Everybody is looking out for the kids these days.
Congress is holding hearings next week regarding steroid use in Major League Baseball. One of the stated reasons for the hearings (besides providing good publicity for the congressmen involved) is to deter kids from taking steroids and emulating professional baseball players.
The NFL recently enacted strict rules against what they called unnecessary celebrations. One of the stated reasons behind that decision (besides cultural disconnect between the old white men who make the rules and the young black men who play the game) was the NFL was receiving complains from youth coaches, saying their players were emulating the professionals.
Everybody is looking out for the kids. Except the ones who should be. The youth coaches. Too many youth coaches abdicate their primary job; developing teamwork and good sportsmanship in their charges. They become more interested in their secondary job; wins and losses.
I played little league baseball. One game, while playing shortstop, I was bored and flicked pebbles at the pitcher while in the field. I was taken out after three innings. After the game was over, the coach asked me if I knew why I was taken out (I was one of the better players on the team and rarely sat the bench). I knew. And I never did anything like that again.

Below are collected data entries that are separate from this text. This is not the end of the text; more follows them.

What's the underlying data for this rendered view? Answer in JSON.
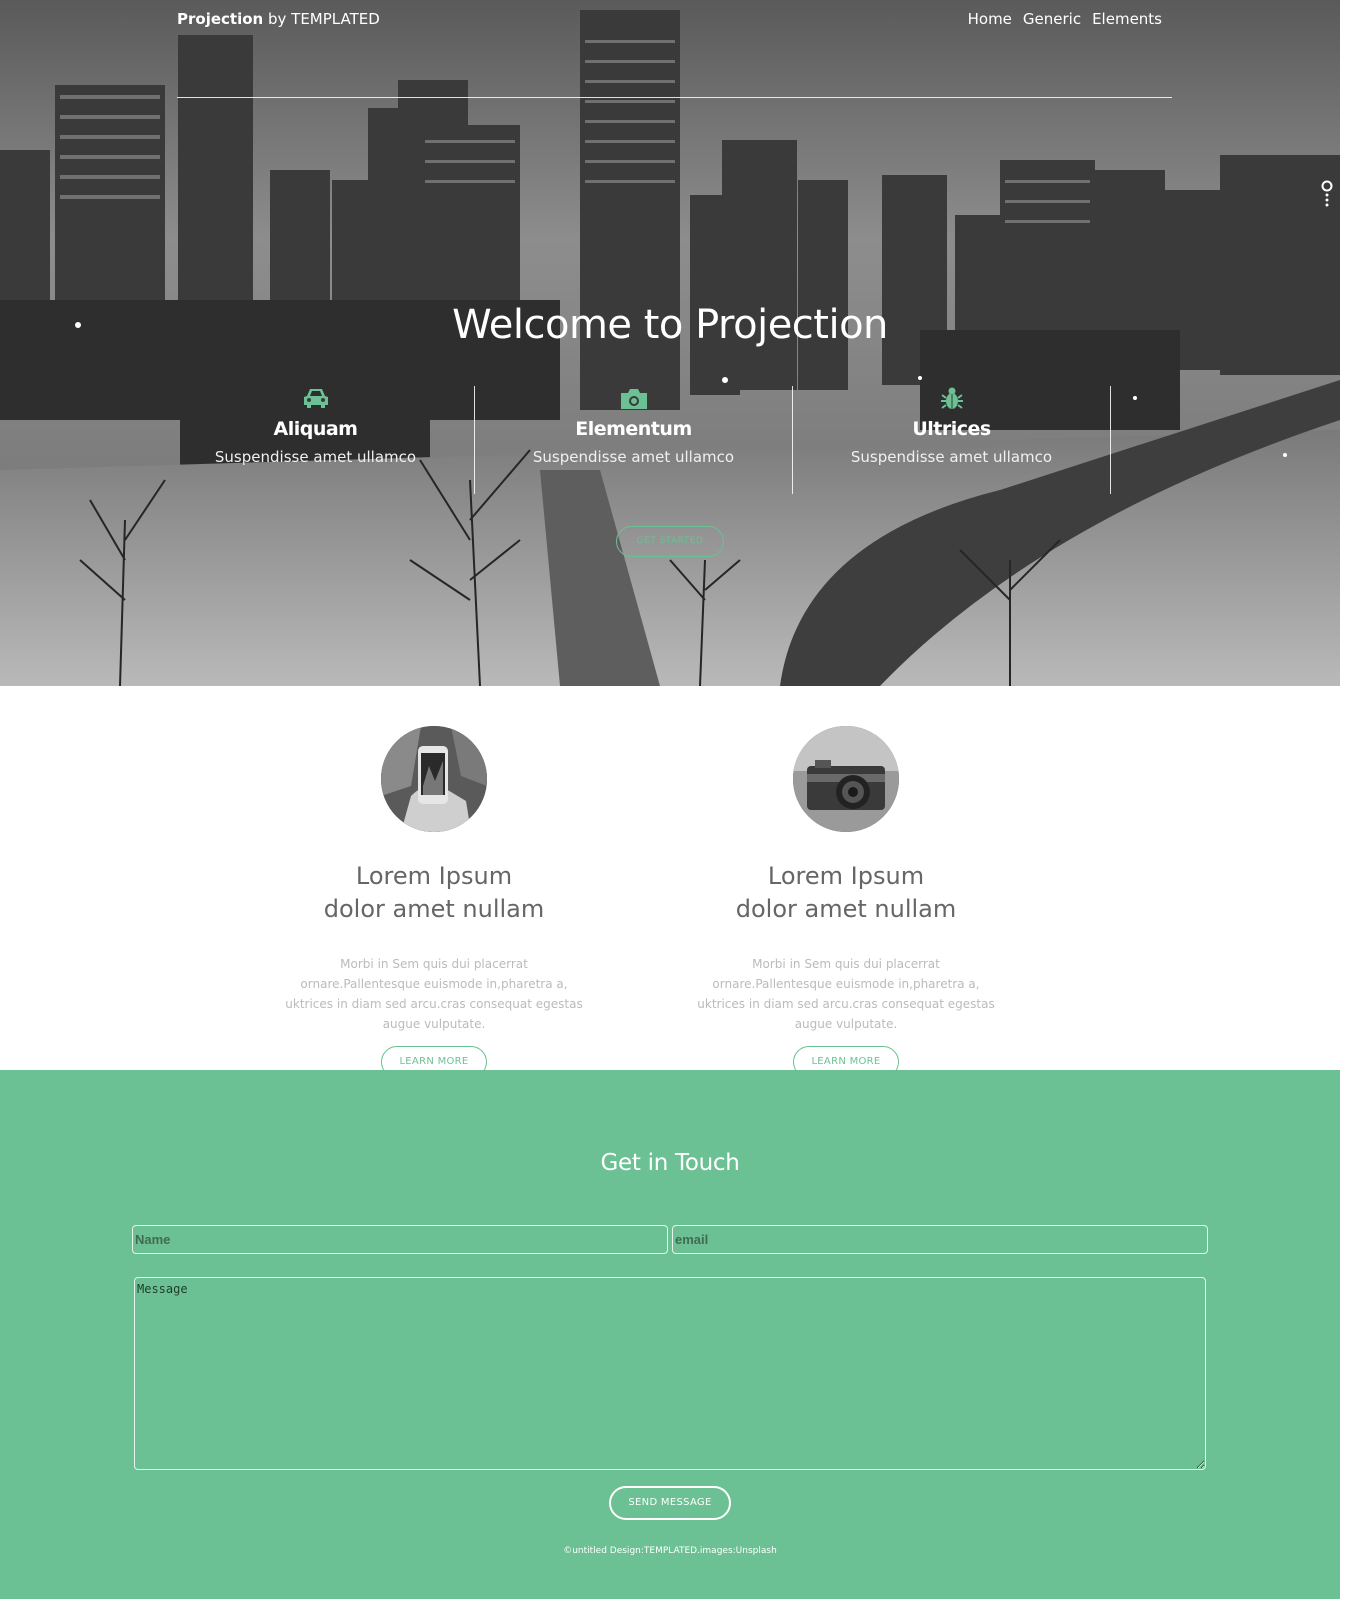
{
  "header": {
    "brand_bold": "Projection",
    "brand_rest": "by TEMPLATED",
    "nav": [
      "Home",
      "Generic",
      "Elements"
    ]
  },
  "hero": {
    "title": "Welcome to Projection",
    "features": [
      {
        "icon": "car-icon",
        "title": "Aliquam",
        "text": "Suspendisse amet ullamco"
      },
      {
        "icon": "camera-icon",
        "title": "Elementum",
        "text": "Suspendisse amet ullamco"
      },
      {
        "icon": "bug-icon",
        "title": "Ultrices",
        "text": "Suspendisse amet ullamco"
      }
    ],
    "cta_label": "GET STARTED"
  },
  "cards": [
    {
      "image": "phone-photo",
      "title_line1": "Lorem Ipsum",
      "title_line2": "dolor amet nullam",
      "body": "Morbi in Sem quis dui placerrat ornare.Pallentesque euismode in,pharetra a, uktrices in diam sed arcu.cras consequat egestas augue vulputate.",
      "button": "LEARN MORE"
    },
    {
      "image": "camera-photo",
      "title_line1": "Lorem Ipsum",
      "title_line2": "dolor amet nullam",
      "body": "Morbi in Sem quis dui placerrat ornare.Pallentesque euismode in,pharetra a, uktrices in diam sed arcu.cras consequat egestas augue vulputate.",
      "button": "LEARN MORE"
    }
  ],
  "contact": {
    "title": "Get in Touch",
    "name_placeholder": "Name",
    "email_placeholder": "email",
    "message_placeholder": "Message",
    "send_label": "SEND MESSAGE"
  },
  "footer": {
    "text": "©untitled Design:TEMPLATED.images:Unsplash"
  },
  "colors": {
    "accent": "#6bc193",
    "white": "#ffffff"
  }
}
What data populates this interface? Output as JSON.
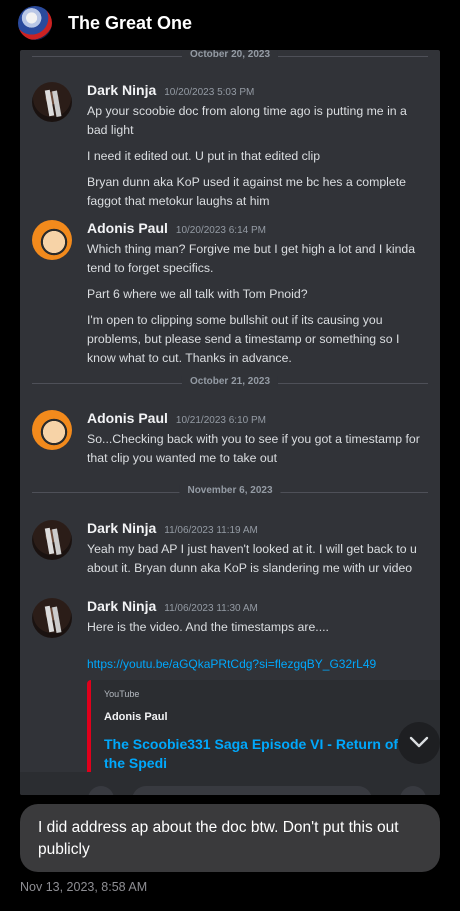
{
  "header": {
    "title": "The Great One"
  },
  "chat": {
    "dividers": [
      "October 20, 2023",
      "October 21, 2023",
      "November 6, 2023"
    ],
    "messages": [
      {
        "author": "Dark Ninja",
        "time": "10/20/2023 5:03 PM",
        "lines": [
          "Ap your scoobie doc from along time ago is putting me in a bad light",
          "I need it edited out. U put in that edited clip",
          "Bryan dunn aka KoP used it against me bc hes a complete faggot that metokur laughs at him"
        ]
      },
      {
        "author": "Adonis Paul",
        "time": "10/20/2023 6:14 PM",
        "lines": [
          "Which thing man? Forgive me but I get high a lot and I kinda tend to forget specifics.",
          "Part 6 where we all talk with Tom Pnoid?",
          "I'm open to clipping some bullshit out if its causing you problems, but please send a timestamp or something so I know what to cut. Thanks in advance."
        ]
      },
      {
        "author": "Adonis Paul",
        "time": "10/21/2023 6:10 PM",
        "lines": [
          "So...Checking back with you to see if you got a timestamp for that clip you wanted me to take out"
        ]
      },
      {
        "author": "Dark Ninja",
        "time": "11/06/2023 11:19 AM",
        "lines": [
          "Yeah my bad AP I just haven't looked at it. I will get back to u about it. Bryan dunn aka KoP is slandering me with ur video"
        ]
      },
      {
        "author": "Dark Ninja",
        "time": "11/06/2023 11:30 AM",
        "lines": [
          "Here is the video. And the timestamps are...."
        ],
        "link": "https://youtu.be/aGQkaPRtCdg?si=flezgqBY_G32rL49"
      }
    ],
    "embed": {
      "provider": "YouTube",
      "author": "Adonis Paul",
      "title": "The Scoobie331 Saga Episode VI - Return of the Spedi"
    }
  },
  "bubble": {
    "text": "I did address ap about the doc btw. Don't put this out publicly"
  },
  "timestamp": "Nov 13, 2023, 8:58 AM",
  "colors": {
    "accent_link": "#00a8fc",
    "embed_bar": "#e0001b",
    "discord_bg": "#313338"
  }
}
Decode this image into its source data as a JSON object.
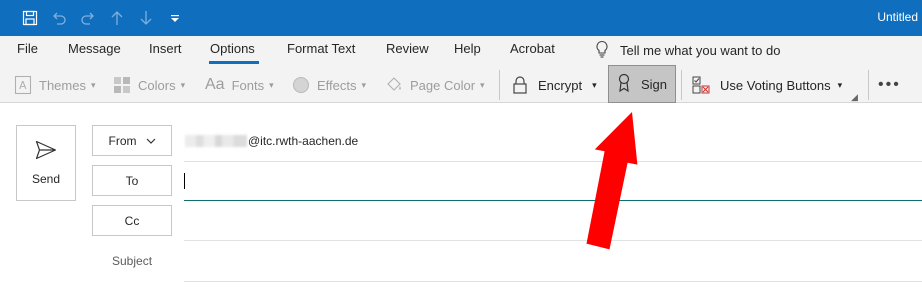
{
  "window": {
    "title": "Untitled"
  },
  "quick_access": [
    {
      "name": "save-icon"
    },
    {
      "name": "undo-icon"
    },
    {
      "name": "redo-icon"
    },
    {
      "name": "up-arrow-icon"
    },
    {
      "name": "down-arrow-icon"
    },
    {
      "name": "customize-qat-icon"
    }
  ],
  "tabs": [
    "File",
    "Message",
    "Insert",
    "Options",
    "Format Text",
    "Review",
    "Help",
    "Acrobat"
  ],
  "active_tab": "Options",
  "tell_me": "Tell me what you want to do",
  "ribbon": {
    "themes": "Themes",
    "colors": "Colors",
    "fonts": "Fonts",
    "effects": "Effects",
    "page_color": "Page Color",
    "encrypt": "Encrypt",
    "sign": "Sign",
    "voting": "Use Voting Buttons"
  },
  "compose": {
    "send": "Send",
    "from": "From",
    "from_email": "@itc.rwth-aachen.de",
    "to": "To",
    "cc": "Cc",
    "subject": "Subject"
  },
  "colors": {
    "titlebar": "#106ebe",
    "annotation_arrow": "#ff0000"
  }
}
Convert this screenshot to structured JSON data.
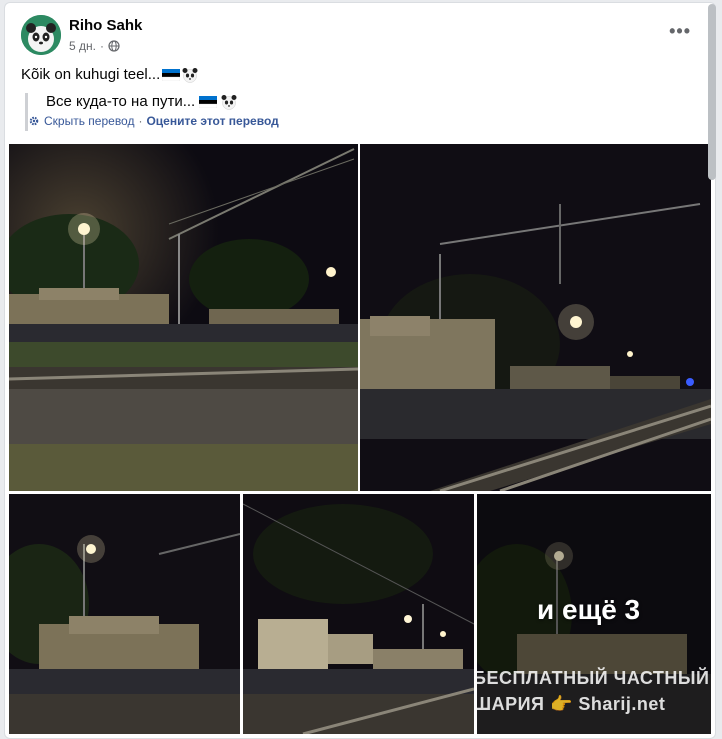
{
  "post": {
    "author": "Riho Sahk",
    "time": "5 дн.",
    "privacy_icon": "globe-icon",
    "menu_icon": "more-horizontal-icon",
    "text": "Kõik on kuhugi teel...",
    "translation": {
      "text": "Все куда-то на пути...",
      "hide_label": "Скрыть перевод",
      "separator": "·",
      "rate_label": "Оцените этот перевод"
    },
    "emoji": [
      "estonia-flag",
      "panda-face"
    ]
  },
  "gallery": {
    "more_label": "и ещё 3",
    "watermark_line1": "БЕСПЛАТНЫЙ ЧАСТНЫЙ",
    "watermark_line2": "ШАРИЯ 👉 Sharij.net"
  },
  "colors": {
    "link": "#385898",
    "muted": "#65676b",
    "text": "#050505",
    "card_bg": "#ffffff",
    "page_bg": "#e9ebee"
  }
}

While college and professional coaches aren’t absolved from providing this type of guidance, they are dealing with young adults whose personalities have been formed for the most part. Plus, coaches on that level are hired and fired for wins and losses. Ask Tyronne Willingham why he isn’t the coach of Notre Dame. Or Bill Curry why he isn’t the coach of Alabama.
If more youth coaches, from tee ball all the way to high school, worried as much about the sportsmanship of their players and they did about wins and losses, kids wouldn’t be so apt to ape their poorly acting professional counterparts.
And the kids wouldn’t have to be looked out for so much.